Com todo o encantamento do planeta e do mar, que me motivou a escrita, vem logo um pensamento perturbador, de que não conseguimos afastamento, encravando- -se nas palavras de Jacques Cousteau, o famoso oceanógrafo e activista em prol do planeta, não esquecendo o que propalou sobre a importância ambiental da Amazónia através dos seus estudos. No pensamento perturbador aparece a ilha de lixo ou ilha de plástico que flutua no Pacífico, triplicando o tamanho da França e é o maior depósito de lixo oceânico do mundo com 1,8 triliões de pedaços de plástico flutuantes. Há quem lhe chame o sétimo continente. Charles Moore foi o primeiro descobridor e denunciou a monstruosidade. Este capitão e oceanógrafo norte-americano ficou horrorizado quando em 1997 voltava com seu veleiro de uma famosa regata náutica: tropeçou com um mar de plástico tão extenso que precisou de sete dias para atravessá-lo. Como tenho falado de mar, não menciono as lixeiras a céu aberto que se encontram em terra (como, por exemplo, a do deserto do Atacama, no Chile). Não me larga o pensamento perturbador: as alterações climáticas que, desenfreadamente, provocam calor e mais calor, fenómenos extremos e mais fenómenos extremos, mortes e mais mortes. Alguém, que foi companheiro do meu intervalo de mar, me disse na nossa conversa sobre alterações climáticas: isto vai para o caos e quero ver o que acontece, sobretudo aos que querem aumentar riqueza à custa do próprio planeta e da humanidade.
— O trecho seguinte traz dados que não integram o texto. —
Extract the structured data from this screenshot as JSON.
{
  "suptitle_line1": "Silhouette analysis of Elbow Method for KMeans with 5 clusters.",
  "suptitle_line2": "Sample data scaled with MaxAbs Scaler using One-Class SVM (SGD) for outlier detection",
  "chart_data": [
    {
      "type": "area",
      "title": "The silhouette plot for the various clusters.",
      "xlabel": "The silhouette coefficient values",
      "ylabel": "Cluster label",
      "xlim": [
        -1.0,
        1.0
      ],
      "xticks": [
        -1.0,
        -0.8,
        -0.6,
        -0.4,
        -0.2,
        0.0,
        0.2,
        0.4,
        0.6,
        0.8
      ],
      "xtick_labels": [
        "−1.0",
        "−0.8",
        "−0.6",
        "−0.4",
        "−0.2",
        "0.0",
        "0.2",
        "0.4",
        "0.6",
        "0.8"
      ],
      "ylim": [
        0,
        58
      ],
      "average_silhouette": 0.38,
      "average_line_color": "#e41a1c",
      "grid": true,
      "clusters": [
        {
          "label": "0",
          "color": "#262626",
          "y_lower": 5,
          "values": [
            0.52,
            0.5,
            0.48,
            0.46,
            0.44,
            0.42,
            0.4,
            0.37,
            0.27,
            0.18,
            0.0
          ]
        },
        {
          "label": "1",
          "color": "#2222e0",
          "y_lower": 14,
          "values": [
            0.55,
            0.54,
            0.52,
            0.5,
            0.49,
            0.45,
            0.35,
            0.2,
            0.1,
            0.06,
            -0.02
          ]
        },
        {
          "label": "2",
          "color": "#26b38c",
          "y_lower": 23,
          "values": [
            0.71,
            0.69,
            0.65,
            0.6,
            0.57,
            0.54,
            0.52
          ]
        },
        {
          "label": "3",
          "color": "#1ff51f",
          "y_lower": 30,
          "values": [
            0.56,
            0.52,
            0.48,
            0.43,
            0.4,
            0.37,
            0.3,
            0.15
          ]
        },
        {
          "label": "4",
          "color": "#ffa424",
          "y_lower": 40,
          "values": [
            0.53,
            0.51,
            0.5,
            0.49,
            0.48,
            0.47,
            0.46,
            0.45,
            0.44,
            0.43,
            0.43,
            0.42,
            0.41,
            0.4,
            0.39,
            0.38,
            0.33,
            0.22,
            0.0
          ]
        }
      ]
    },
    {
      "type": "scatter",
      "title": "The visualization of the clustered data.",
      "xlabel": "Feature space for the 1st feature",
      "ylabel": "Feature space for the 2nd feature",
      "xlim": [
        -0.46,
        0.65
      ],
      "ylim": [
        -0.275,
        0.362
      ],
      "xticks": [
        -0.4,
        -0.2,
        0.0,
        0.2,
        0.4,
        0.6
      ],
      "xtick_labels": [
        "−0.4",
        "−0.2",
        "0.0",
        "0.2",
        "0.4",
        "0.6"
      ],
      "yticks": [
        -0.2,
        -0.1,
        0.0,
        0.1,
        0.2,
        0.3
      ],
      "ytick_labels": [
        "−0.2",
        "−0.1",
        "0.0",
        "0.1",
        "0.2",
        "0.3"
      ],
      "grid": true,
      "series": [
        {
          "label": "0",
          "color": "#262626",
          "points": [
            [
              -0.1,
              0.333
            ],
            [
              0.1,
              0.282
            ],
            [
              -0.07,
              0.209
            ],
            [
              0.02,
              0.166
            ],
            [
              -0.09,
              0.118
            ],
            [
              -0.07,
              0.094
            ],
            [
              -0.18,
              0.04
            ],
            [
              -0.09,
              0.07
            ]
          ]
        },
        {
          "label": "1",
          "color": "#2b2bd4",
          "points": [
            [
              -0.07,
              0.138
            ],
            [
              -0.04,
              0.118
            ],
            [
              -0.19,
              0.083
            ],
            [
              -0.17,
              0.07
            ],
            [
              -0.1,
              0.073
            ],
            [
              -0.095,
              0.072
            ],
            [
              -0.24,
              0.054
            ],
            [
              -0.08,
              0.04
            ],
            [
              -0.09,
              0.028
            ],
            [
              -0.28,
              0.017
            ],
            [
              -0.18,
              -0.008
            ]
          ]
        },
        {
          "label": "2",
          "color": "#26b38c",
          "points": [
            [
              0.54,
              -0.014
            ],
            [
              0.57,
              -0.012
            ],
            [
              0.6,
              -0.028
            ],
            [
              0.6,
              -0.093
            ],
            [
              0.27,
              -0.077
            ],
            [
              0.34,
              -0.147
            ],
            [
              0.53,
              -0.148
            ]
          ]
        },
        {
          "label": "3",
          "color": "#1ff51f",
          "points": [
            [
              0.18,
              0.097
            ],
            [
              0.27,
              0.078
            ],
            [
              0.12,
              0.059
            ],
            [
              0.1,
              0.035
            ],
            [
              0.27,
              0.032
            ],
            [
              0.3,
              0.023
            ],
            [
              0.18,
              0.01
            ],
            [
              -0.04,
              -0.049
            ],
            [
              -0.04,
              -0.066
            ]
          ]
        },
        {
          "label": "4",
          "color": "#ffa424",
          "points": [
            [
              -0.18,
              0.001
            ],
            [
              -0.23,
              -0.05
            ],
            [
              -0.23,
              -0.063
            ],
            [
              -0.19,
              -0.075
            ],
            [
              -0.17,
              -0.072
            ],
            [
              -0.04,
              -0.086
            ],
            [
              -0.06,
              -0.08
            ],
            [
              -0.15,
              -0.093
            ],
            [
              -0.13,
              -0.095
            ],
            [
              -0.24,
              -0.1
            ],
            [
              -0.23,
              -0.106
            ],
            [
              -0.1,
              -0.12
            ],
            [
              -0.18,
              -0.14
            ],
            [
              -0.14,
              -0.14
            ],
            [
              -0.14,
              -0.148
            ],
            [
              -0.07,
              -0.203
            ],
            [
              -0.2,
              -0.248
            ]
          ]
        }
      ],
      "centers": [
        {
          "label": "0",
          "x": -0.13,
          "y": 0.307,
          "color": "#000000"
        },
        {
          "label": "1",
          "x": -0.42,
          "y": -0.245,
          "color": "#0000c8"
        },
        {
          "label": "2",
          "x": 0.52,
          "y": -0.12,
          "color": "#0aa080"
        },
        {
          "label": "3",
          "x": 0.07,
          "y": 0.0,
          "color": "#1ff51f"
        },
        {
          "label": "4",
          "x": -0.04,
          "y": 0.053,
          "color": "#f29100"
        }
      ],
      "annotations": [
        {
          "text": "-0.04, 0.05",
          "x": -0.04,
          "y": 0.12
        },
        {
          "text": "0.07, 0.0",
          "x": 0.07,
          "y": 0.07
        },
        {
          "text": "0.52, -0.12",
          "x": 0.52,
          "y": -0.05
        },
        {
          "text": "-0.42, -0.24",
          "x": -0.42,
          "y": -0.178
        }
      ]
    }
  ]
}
Volto a Miguel Torga e ao que me comprometi a provar sobre o seu amor ao mar e à terra. No poema que vou transcrever («Quando chegar a hora», Cântico do Homem) está uma implícita herança de continuidade humana, que se talha em cada morte e em cada renascimento:
Quando chegar a hora decisiva,
Procurem-me nas dunas, dividido
Entre o mar e a terra.
Marujo e cavador, tanto me quer a espuma
Como a folhagem.
Mas se a grande aventura que se espera
Tiver o mesmo fruto sal e seiva,
Venham roubar-me às ondas que namoro
E à sombra das montanhas que nos cobre
Com ternuras de amante.
Levem-me nu à festa do combate
Que vai unir os mares e os continentes.
Marujo e cavador, terei o mar inteiro
Das esperanças humanas,
E a terra universal
Da redonda e alada perfeição.
Tal como iniciei, fico a ouvir, lá longe, um fragor de mar em noite de lua cheia e de maré que começa a encher, numa terra universal de redonda e alada perfeição. Com ternuras de amante.